The History of Harley-Davidson Slim-med down
by TED LATURNUS
Special to The Globe and Mail
You can say whatever you like about Harley-Davidson, but one thing is undeniable: it knows how to spot a trend – and, sometimes, how to start one.
For example, when the (thankfully) short-lived chopper craze hit a few years back, it brought out the Rocker (although, it’s probably safe to say it did not meet expectations). Before that, it was the Crossbones; before that, the Street Bob; before that, the Springer; and so on.
And one of the most popular platforms the company utilizes to revamp its lineup is the Softail. From its inception, in 1984, the Softail has been the starting point for innumerable variations and mutants.
One of the latest is the Harley-Davidson Slim, or FLS, which debuted last year. As is often the case with Harley Davidson, the Slim is essentially a custom treatment of an existing model; this time around, with an eye on the mystifying retro/bobber/nostalgia/rat bike trend that’s everywhere you look. In a nutshell, the idea seems to be less is more, with wild expensive paint jobs supplanted by hard-core attitude, and the emphasis being placed on presence and innovation rather than how much money you’ve spent.
Not that the Harley-Davidson Slim can be described as a rat-bike by any stretch.
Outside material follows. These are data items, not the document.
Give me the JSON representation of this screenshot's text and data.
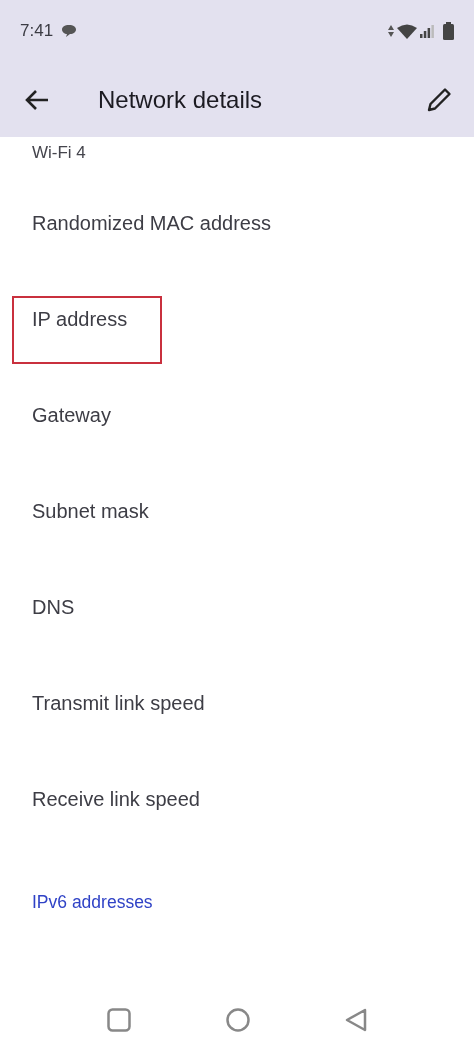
{
  "status_bar": {
    "time": "7:41"
  },
  "app_bar": {
    "title": "Network details"
  },
  "partial_value": "Wi-Fi 4",
  "items": [
    {
      "label": "Randomized MAC address",
      "highlighted": false
    },
    {
      "label": "IP address",
      "highlighted": true
    },
    {
      "label": "Gateway",
      "highlighted": false
    },
    {
      "label": "Subnet mask",
      "highlighted": false
    },
    {
      "label": "DNS",
      "highlighted": false
    },
    {
      "label": "Transmit link speed",
      "highlighted": false
    },
    {
      "label": "Receive link speed",
      "highlighted": false
    }
  ],
  "section_header": "IPv6 addresses"
}
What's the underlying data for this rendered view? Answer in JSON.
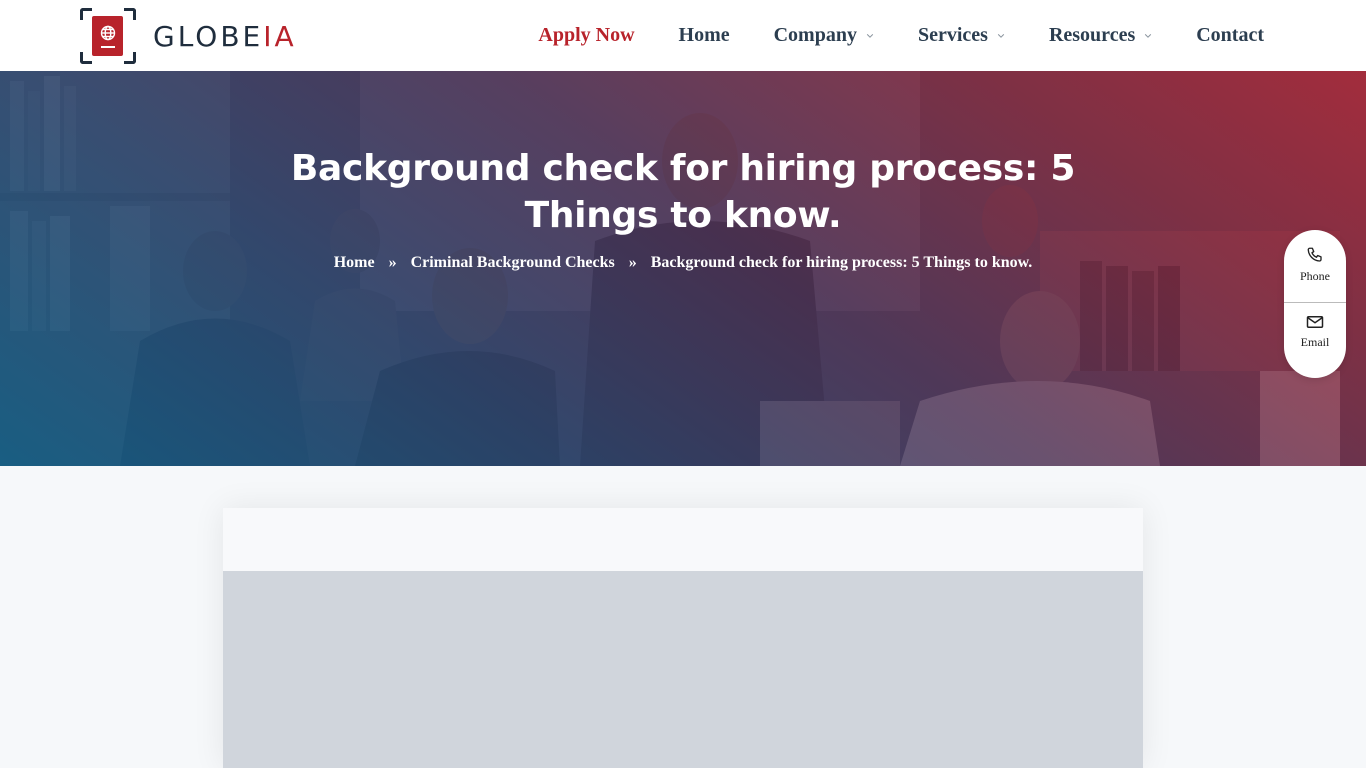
{
  "brand": {
    "name_main": "GLOBE",
    "name_accent": "IA",
    "accent_color": "#b8232b",
    "text_color": "#1f2d3d",
    "logo_icon": "passport-globe-icon"
  },
  "nav": {
    "items": [
      {
        "label": "Apply Now",
        "highlight": true,
        "has_dropdown": false
      },
      {
        "label": "Home",
        "has_dropdown": false
      },
      {
        "label": "Company",
        "has_dropdown": true
      },
      {
        "label": "Services",
        "has_dropdown": true
      },
      {
        "label": "Resources",
        "has_dropdown": true
      },
      {
        "label": "Contact",
        "has_dropdown": false
      }
    ]
  },
  "hero": {
    "title": "Background check for hiring process: 5 Things to know.",
    "breadcrumb": [
      {
        "label": "Home"
      },
      {
        "label": "Criminal Background Checks"
      },
      {
        "label": "Background check for hiring process: 5 Things to know."
      }
    ],
    "separator": "»",
    "gradient_colors": [
      "#125c82",
      "#b02837"
    ]
  },
  "float_contact": {
    "items": [
      {
        "label": "Phone",
        "icon": "phone-icon"
      },
      {
        "label": "Email",
        "icon": "envelope-icon"
      }
    ]
  },
  "content": {
    "card_bg": "#f8f9fb",
    "media_placeholder_bg": "#d0d5dc"
  }
}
This is a thoughtfully styled, nicely crafted and evocative cruiser that takes you back to the 1940s. Cross-braced handlebars, footboards, beefy front end, bobbed fenders, traditional round air cleaner, cut-down windscreen and oversize tires front and back convey an image of solidity and nostalgia in one hard-to-ignore package. Lee Marvin was riding one like this when Marlon Brando kicked the crap out of him in The Wild One and, if Betty Page were around, she’d look right at home on it.
Power, as ever, is provided by a fuel-injected, air-cooled V-twin that, in this configuration, displaces 1,690 cc and is mated to a six-speed gearbox, with belt final drive and chain primary. This engine still has pushrods, although it’s now equipped with twin camshafts, and torque output is set at 99 lb-ft at 3,000 rpm which, according to my calculations, translates into 56 horsepower. Not much by today’s standards, but in keeping with this type of motorcycle. By way of comparison, Kawasaki’s Vaquero develops 108 lb-ft, and the Yamaha Roadliner is good for 123 lb-ft. This market is all about grunt, as opposed to high-rev, screaming horsepower. Probably not the quickest bike in this market, the 305-kilogram Slim will still take care of business and has buckets of reserve power.
That said, this is not an all-day cruiser. Yes, there is a windscreen, but the seat has zero back/lumbar support and is as small as you can get away with. After an hour or two, it starts to feel like dental floss. This one ain’t built for comfort or speed. I also have mixed feelings about the low Hollywood-style handlebars. They look cool, but tend to spread you out so you catch the wind at any speed more than 50 km/h.
But for short hauls and boulevard cruising, the Harley-Davidson Slim is on the money. The “half-moon” footboards are a nice touch, and the gear shifter has a traditional heel-toe configuration. Pull in that meaty-feeling clutch, prod the forward lever and the transmission bangs into gear with a reassuring “ka-thud.” High-tech types who insist on cutting-edge engineering and whisper-silent drivetrains would be aghast at the crudity of Harley’s shift mechanism, but I love it. When I change gears, I want the shifter to bang it in there – up or down. If that makes me a Luddite, so be it.
Speaking of short, riders who are inseam-challenged will feel right at home. Saddle height is a brief 615 millimetres, making this one of the lowest-slung bikes on the market – your butt will be closer to the ground than with any of Harley’s other models, and that includes the Sportster and Fat Boy Lo.
It also adds to this bike’s visual appeal. This is one of the sharpest-looking models in Harley’s stable right now – especially in black denim, although three other colours are offered: ember red sunglo, big blue pearl, and vivid black (where do they get these names?).
And here’s something I like: with all its throwback ambience and – er – traditional technology, the Slim is pretty good on gas. It delivers a combined fuel economy rating of 5.6 litres/100 km, which is in Toyota Prius territory. Trust me, the Slim is more fun.
Prices start at $17,829 and you can get an anti-theft security package for another $1,360, which I would recommend.